Os páreos de grupo, listed e provas especiais com medida de 7.5, tudo bem. É preciso ter tolerância máxima para manter a raia das provas nobres. Agora, dividir em três índices diferentes, 5.0, 4.7 e 4.5, os demais páreos é iniciativa absurda e injustificável. Até se pode concordar com isso se, paralelamente, for divulgada outra tabela, simultânea, com diferença no preço do valor do trato mensal que os proprietários tem que pagar. Seria uma forma justa e proporcional a esta divisão de categorias dos cavalos. De volta a medição, imaginem a seguinte situação. Nos dias em que ocorram medidas muito próximas, 4.6, por exemplo, ou 4.9, os proprietários vão ficar fulos da vida por uma questão mínima. Ou seja, se o penetrômetro for utilizado as 11h ou as 11h30m, por causa de um pontinho, o cavalo de alguém vai correr na pista do programa, a de grama, e o puro–sangue do vizinho, cujo trato custa o mesmo preço, terá de atuar na areia. Vai dar problema!

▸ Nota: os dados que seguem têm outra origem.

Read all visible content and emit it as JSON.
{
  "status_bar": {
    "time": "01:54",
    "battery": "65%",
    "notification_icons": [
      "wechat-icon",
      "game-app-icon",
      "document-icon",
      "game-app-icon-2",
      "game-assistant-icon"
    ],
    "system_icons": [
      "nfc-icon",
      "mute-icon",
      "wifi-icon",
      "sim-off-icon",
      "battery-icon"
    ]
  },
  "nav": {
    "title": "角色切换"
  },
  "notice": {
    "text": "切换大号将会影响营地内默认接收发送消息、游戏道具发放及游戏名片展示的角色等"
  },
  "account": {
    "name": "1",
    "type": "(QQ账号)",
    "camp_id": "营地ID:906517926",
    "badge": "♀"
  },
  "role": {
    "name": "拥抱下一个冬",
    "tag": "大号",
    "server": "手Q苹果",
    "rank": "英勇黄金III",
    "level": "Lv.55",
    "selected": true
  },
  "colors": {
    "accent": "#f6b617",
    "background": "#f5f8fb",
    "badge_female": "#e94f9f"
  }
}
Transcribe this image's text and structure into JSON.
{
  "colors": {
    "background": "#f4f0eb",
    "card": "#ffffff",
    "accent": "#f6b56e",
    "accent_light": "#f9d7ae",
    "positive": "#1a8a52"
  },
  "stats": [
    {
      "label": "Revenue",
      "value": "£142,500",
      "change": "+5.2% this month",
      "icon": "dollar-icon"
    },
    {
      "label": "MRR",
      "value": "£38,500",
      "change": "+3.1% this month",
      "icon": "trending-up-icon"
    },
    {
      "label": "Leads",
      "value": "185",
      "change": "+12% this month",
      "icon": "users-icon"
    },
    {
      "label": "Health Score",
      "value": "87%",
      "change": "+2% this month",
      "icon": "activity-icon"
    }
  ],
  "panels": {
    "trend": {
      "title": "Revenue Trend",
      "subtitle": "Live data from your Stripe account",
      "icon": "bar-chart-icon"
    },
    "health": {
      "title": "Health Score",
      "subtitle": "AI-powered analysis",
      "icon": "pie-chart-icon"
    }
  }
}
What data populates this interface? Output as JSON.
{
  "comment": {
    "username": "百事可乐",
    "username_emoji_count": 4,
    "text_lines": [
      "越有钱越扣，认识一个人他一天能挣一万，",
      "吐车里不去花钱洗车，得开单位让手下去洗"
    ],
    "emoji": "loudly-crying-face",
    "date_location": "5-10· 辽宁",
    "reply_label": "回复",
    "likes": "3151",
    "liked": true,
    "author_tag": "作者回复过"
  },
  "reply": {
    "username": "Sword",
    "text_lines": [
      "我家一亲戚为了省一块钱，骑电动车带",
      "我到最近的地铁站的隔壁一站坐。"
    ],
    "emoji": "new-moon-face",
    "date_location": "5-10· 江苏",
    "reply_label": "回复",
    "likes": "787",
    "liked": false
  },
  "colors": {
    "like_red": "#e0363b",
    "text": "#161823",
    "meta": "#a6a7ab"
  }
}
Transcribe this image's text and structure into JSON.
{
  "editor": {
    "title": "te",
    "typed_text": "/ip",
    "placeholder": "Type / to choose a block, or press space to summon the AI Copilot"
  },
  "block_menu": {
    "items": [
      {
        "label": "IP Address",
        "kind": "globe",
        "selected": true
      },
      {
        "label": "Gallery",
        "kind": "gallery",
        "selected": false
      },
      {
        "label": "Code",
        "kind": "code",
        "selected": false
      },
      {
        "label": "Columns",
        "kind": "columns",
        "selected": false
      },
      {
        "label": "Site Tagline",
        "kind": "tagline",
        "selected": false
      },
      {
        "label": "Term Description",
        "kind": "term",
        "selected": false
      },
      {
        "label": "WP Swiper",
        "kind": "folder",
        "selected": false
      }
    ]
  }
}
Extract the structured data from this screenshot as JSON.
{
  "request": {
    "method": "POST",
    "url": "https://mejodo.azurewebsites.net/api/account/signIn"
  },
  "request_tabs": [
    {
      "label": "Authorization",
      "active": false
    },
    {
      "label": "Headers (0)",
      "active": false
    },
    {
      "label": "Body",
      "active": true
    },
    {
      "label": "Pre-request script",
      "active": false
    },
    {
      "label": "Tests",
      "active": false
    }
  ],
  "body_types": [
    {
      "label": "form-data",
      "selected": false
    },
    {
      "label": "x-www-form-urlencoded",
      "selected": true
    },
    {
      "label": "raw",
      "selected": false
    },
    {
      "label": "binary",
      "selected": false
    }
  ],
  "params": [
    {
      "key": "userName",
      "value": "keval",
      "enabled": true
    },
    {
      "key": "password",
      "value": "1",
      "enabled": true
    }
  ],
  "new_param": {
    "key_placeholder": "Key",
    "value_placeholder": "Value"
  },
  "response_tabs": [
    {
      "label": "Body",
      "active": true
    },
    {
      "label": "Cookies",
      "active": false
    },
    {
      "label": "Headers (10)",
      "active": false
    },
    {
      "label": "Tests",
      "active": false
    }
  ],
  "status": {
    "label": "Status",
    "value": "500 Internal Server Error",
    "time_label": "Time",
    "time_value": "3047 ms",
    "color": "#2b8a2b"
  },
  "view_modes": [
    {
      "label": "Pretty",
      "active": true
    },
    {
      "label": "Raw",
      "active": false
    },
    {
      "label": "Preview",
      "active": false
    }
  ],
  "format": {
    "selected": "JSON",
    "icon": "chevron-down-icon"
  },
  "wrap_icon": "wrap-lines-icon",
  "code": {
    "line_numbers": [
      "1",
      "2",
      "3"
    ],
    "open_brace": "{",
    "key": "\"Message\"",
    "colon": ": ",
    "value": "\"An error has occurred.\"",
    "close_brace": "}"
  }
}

Esta questão, com certeza vai gerar enorme polêmica a partir do dia 1º de julho. O mais coerente seria voltar aos bons tempos em que o presidente do Jockey Club Brasileiro era Francisco Eduardo de Paula Machado. Apesar da quase totalidade dos seus cavalos ter nítida e escandalosa preferência pela grama, a raia era igual para todos. Por questão de direitos iguais para os proprietários. Em caso de medida de grama, então grama para todo mundo. Se fosse dia de chuva forte e raia pesada, todos na areia. Os cavalos que não conseguissem nem se defender na lama faziam forfait. Paciência. Em certos dias, vantagem para uns. Em outras ocasiões melhor para outros.